Diffuse gliomas are the most common malignant brain tumors in adults: from the outset they infiltrate healthy tissue and invariably progress toward malignant transformation. Surgery, however, prolongs survival despite their "invisibility" if as much tumor volume as possible can be safely removed. New intraoperative imaging and the first experiments with artificial intelligence promise help, but they also bring limitations and risks.
Why diffuse gliomas are so hard to treat
On MRI they may appear sharply demarcated, but in reality tumor cells spread centimeters beyond the visible margin and often blend with healthy brain under the microscope. Gliomas also infiltrate functionally critical areas and tracts, for example the fasciculus arcuatus, so some tissue must be preserved to prevent the patient from losing speech or other abilities. The most common initial symptom is a seizure, but manifestations are varied and depend on location.
The legitimate question "why operate" is answered by the data: if the widest possible yet safe resection is achieved, the patient lives longer—this holds even with subtotal resection. This relationship has been known for years and is confirmed by newer, higher-quality studies. The stumbling block remains that part of the tumor is practically indistinguishable from brain by sight and touch during surgery.
Ultrasound in the operating room: a helper with troublesome artifacts
Since intraoperative MRI is not available in Slovakia, neurosurgeons primarily use three-dimensional ultrasound fused with preoperative MRI. It can visualize the extent of the tumor in real time, but has a weakness: at the interface between the resection cavity and fluid, so-called acoustic artifacts arise. These can obscure residual tumor or, conversely, feign a focus where none exists.
A team from Bratislava tested artifact suppression with a microprobe and later joined an international collaboration when Norwegian authors in 2019 demonstrated a special fluid with acoustic properties similar to brain. After filling the cavity with it, the image clears and the true infiltration is more clearly visible. Bratislava was the first center outside Trondheim to use this approach, and it published its experience in specialist journals.
AI during surgery: early results and real risks
These experiences led to a collaboration with Spanish neurosurgeon and programmer Santiago Cepeda. His model processes ultrasound video in real time on a high-performance, isolated laptop and displays probable tumor foci (in red) and the peritumoral area (in green). In pilot cases it identified even small residual tumor and distinguished edema and artifacts; for now, however, the Bratislava center is validating it mainly in terms of its impact on routine workflow, and the model needs further training as well as extension to 3D.

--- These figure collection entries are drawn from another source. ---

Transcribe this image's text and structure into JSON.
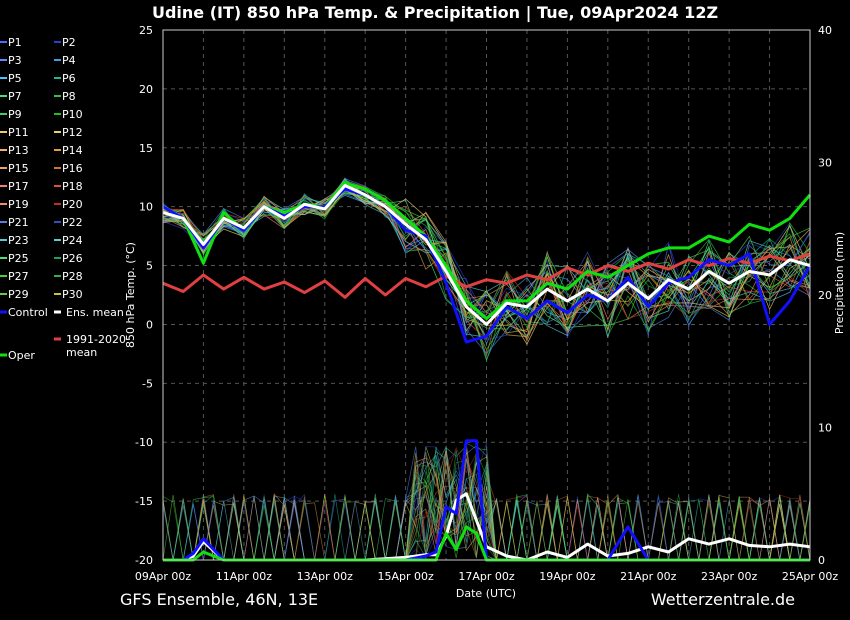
{
  "title": "Udine  (IT)  850 hPa Temp. & Precipitation | Tue, 09Apr2024 12Z",
  "footer_left": "GFS Ensemble, 46N, 13E",
  "footer_right": "Wetterzentrale.de",
  "chart_data": {
    "type": "line",
    "xlabel": "Date (UTC)",
    "ylabel": "850 hPa Temp. (°C)",
    "y2label": "Precipitation (mm)",
    "ylim": [
      -20,
      25
    ],
    "y2lim": [
      0,
      40
    ],
    "xlim": [
      0,
      16
    ],
    "grid": true,
    "x_ticks": [
      {
        "x": 0,
        "label": "09Apr 00z"
      },
      {
        "x": 2,
        "label": "11Apr 00z"
      },
      {
        "x": 4,
        "label": "13Apr 00z"
      },
      {
        "x": 6,
        "label": "15Apr 00z"
      },
      {
        "x": 8,
        "label": "17Apr 00z"
      },
      {
        "x": 10,
        "label": "19Apr 00z"
      },
      {
        "x": 12,
        "label": "21Apr 00z"
      },
      {
        "x": 14,
        "label": "23Apr 00z"
      },
      {
        "x": 16,
        "label": "25Apr 00z"
      }
    ],
    "y_ticks": [
      25,
      20,
      15,
      10,
      5,
      0,
      -5,
      -10,
      -15,
      -20
    ],
    "y2_ticks": [
      40,
      30,
      20,
      10,
      0
    ],
    "legend": [
      {
        "label": "P1",
        "color": "#4a6cff"
      },
      {
        "label": "P2",
        "color": "#2a3cd8"
      },
      {
        "label": "P3",
        "color": "#5a8cff"
      },
      {
        "label": "P4",
        "color": "#3aa0e0"
      },
      {
        "label": "P5",
        "color": "#40c8ff"
      },
      {
        "label": "P6",
        "color": "#20b890"
      },
      {
        "label": "P7",
        "color": "#40e080"
      },
      {
        "label": "P8",
        "color": "#30c040"
      },
      {
        "label": "P9",
        "color": "#40d060"
      },
      {
        "label": "P10",
        "color": "#20c020"
      },
      {
        "label": "P11",
        "color": "#f0c870"
      },
      {
        "label": "P12",
        "color": "#e8d070"
      },
      {
        "label": "P13",
        "color": "#f0b060"
      },
      {
        "label": "P14",
        "color": "#e0a040"
      },
      {
        "label": "P15",
        "color": "#f0a060"
      },
      {
        "label": "P16",
        "color": "#d07030"
      },
      {
        "label": "P17",
        "color": "#f08070"
      },
      {
        "label": "P18",
        "color": "#e05040"
      },
      {
        "label": "P19",
        "color": "#f09060"
      },
      {
        "label": "P20",
        "color": "#c03020"
      },
      {
        "label": "P21",
        "color": "#5080e0"
      },
      {
        "label": "P22",
        "color": "#3050c0"
      },
      {
        "label": "P23",
        "color": "#60c0e0"
      },
      {
        "label": "P24",
        "color": "#50d0d0"
      },
      {
        "label": "P25",
        "color": "#50e070"
      },
      {
        "label": "P26",
        "color": "#20a060"
      },
      {
        "label": "P27",
        "color": "#40d040"
      },
      {
        "label": "P28",
        "color": "#30b050"
      },
      {
        "label": "P29",
        "color": "#60d040"
      },
      {
        "label": "P30",
        "color": "#d0c040"
      },
      {
        "label": "Control",
        "color": "#1010ff"
      },
      {
        "label": "Ens. mean",
        "color": "#ffffff"
      },
      {
        "label": "1991-2020 mean",
        "color": "#e04040"
      },
      {
        "label": "Oper",
        "color": "#10e010"
      }
    ],
    "temp_series": [
      {
        "name": "Ens. mean",
        "color": "#ffffff",
        "x": [
          0,
          0.5,
          1,
          1.5,
          2,
          2.5,
          3,
          3.5,
          4,
          4.5,
          5,
          5.5,
          6,
          6.5,
          7,
          7.5,
          8,
          8.5,
          9,
          9.5,
          10,
          10.5,
          11,
          11.5,
          12,
          12.5,
          13,
          13.5,
          14,
          14.5,
          15,
          15.5,
          16
        ],
        "values": [
          9.5,
          9,
          6.8,
          9,
          8.2,
          10,
          9,
          10.2,
          9.8,
          11.8,
          11,
          10,
          8.5,
          7.2,
          4.5,
          1.5,
          0,
          1.8,
          1.5,
          3,
          2,
          3,
          2,
          3.5,
          2.2,
          3.8,
          3,
          4.5,
          3.5,
          4.5,
          4.2,
          5.5,
          5
        ]
      },
      {
        "name": "Control",
        "color": "#1010ff",
        "x": [
          0,
          0.5,
          1,
          1.5,
          2,
          2.5,
          3,
          3.5,
          4,
          4.5,
          5,
          5.5,
          6,
          6.5,
          7,
          7.5,
          8,
          8.5,
          9,
          9.5,
          10,
          10.5,
          11,
          11.5,
          12,
          12.5,
          13,
          13.5,
          14,
          14.5,
          15,
          15.5,
          16
        ],
        "values": [
          10,
          9,
          6.5,
          9,
          8,
          10,
          9.2,
          10,
          10,
          11.5,
          11,
          10,
          8,
          7.5,
          3.5,
          -1.5,
          -1,
          1.5,
          0.5,
          2,
          1,
          2.5,
          2,
          4,
          1.5,
          3.5,
          4,
          5.5,
          5,
          6,
          0,
          2,
          5
        ]
      },
      {
        "name": "Oper",
        "color": "#10e010",
        "x": [
          0,
          0.5,
          1,
          1.5,
          2,
          2.5,
          3,
          3.5,
          4,
          4.5,
          5,
          5.5,
          6,
          6.5,
          7,
          7.5,
          8,
          8.5,
          9,
          9.5,
          10,
          10.5,
          11,
          11.5,
          12,
          12.5,
          13,
          13.5,
          14,
          14.5,
          15,
          15.5,
          16
        ],
        "values": [
          10,
          9,
          5.2,
          9.5,
          8,
          10,
          9.5,
          10.2,
          10,
          12,
          11.5,
          10.5,
          9,
          7.5,
          5,
          2,
          0.5,
          2,
          2,
          3.5,
          3,
          4.5,
          4,
          5,
          6,
          6.5,
          6.5,
          7.5,
          7,
          8.5,
          8,
          9,
          11
        ]
      },
      {
        "name": "1991-2020 mean",
        "color": "#e04040",
        "x": [
          0,
          0.5,
          1,
          1.5,
          2,
          2.5,
          3,
          3.5,
          4,
          4.5,
          5,
          5.5,
          6,
          6.5,
          7,
          7.5,
          8,
          8.5,
          9,
          9.5,
          10,
          10.5,
          11,
          11.5,
          12,
          12.5,
          13,
          13.5,
          14,
          14.5,
          15,
          15.5,
          16
        ],
        "values": [
          3.5,
          2.8,
          4.2,
          3,
          4,
          3,
          3.6,
          2.7,
          3.7,
          2.3,
          3.9,
          2.5,
          3.9,
          3.2,
          4.1,
          3.2,
          3.8,
          3.5,
          4.2,
          3.8,
          4.8,
          4.2,
          5,
          4.5,
          5.2,
          4.7,
          5.5,
          5,
          5.6,
          5.2,
          5.8,
          5.4,
          6
        ]
      }
    ],
    "precip_series": [
      {
        "name": "Ens. mean",
        "color": "#ffffff",
        "x": [
          0,
          0.5,
          0.75,
          1,
          1.5,
          2,
          3,
          4,
          5,
          6,
          6.5,
          6.75,
          7,
          7.25,
          7.5,
          7.75,
          8,
          8.5,
          9,
          9.5,
          10,
          10.5,
          11,
          11.5,
          12,
          12.5,
          13,
          13.5,
          14,
          14.5,
          15,
          15.5,
          16
        ],
        "values": [
          0,
          0,
          0.3,
          1.4,
          0,
          0,
          0,
          0,
          0,
          0.2,
          0.4,
          0.4,
          1.8,
          4.5,
          5,
          3,
          1,
          0.3,
          0,
          0.6,
          0.2,
          1.2,
          0.3,
          0.5,
          1,
          0.6,
          1.6,
          1.2,
          1.6,
          1.1,
          1,
          1.2,
          1
        ]
      },
      {
        "name": "Control",
        "color": "#1010ff",
        "x": [
          0,
          0.5,
          0.75,
          1,
          1.5,
          2,
          3,
          4,
          5,
          6,
          6.5,
          6.75,
          7,
          7.25,
          7.5,
          7.75,
          8,
          8.5,
          9,
          9.5,
          10,
          10.5,
          11,
          11.5,
          12,
          12.5,
          13,
          13.5,
          14,
          14.5,
          15,
          15.5,
          16
        ],
        "values": [
          0,
          0,
          0.5,
          1.6,
          0,
          0,
          0,
          0,
          0,
          0,
          0.3,
          0.6,
          4,
          3.5,
          9,
          9,
          0,
          0,
          0,
          0,
          0,
          0,
          0,
          2.5,
          0,
          0,
          0,
          0,
          0,
          0,
          0,
          0,
          0
        ]
      },
      {
        "name": "Oper",
        "color": "#10e010",
        "x": [
          0,
          0.5,
          0.75,
          1,
          1.5,
          2,
          3,
          4,
          5,
          6,
          6.5,
          6.75,
          7,
          7.25,
          7.5,
          7.75,
          8,
          8.5,
          9,
          9.5,
          10,
          10.5,
          11,
          11.5,
          12,
          12.5,
          13,
          13.5,
          14,
          14.5,
          15,
          15.5,
          16
        ],
        "values": [
          0,
          0,
          0,
          0.6,
          0,
          0,
          0,
          0,
          0,
          0,
          0,
          0,
          2,
          0.8,
          2.5,
          2,
          0,
          0,
          0,
          0,
          0,
          0,
          0,
          0,
          0,
          0,
          0,
          0,
          0,
          0,
          0,
          0,
          0
        ]
      }
    ]
  }
}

Alongside promising results, the author points to the risks of AI in medicine: hallucinations even in tools for physicians (e.g., contradictions regarding "surgically inaccessible" lesions) and unreliable citations. He therefore implemented a safety protocol for the use of LLMs and also recalls findings from a recent preprint from Cambridge: reliance on LLMs can weaken one's own cognitive effort. AI should be a good servant, not a master—the surgeon bears responsibility, and society must protect the development of children's cognitive abilities as rigorously as it once fought smoking.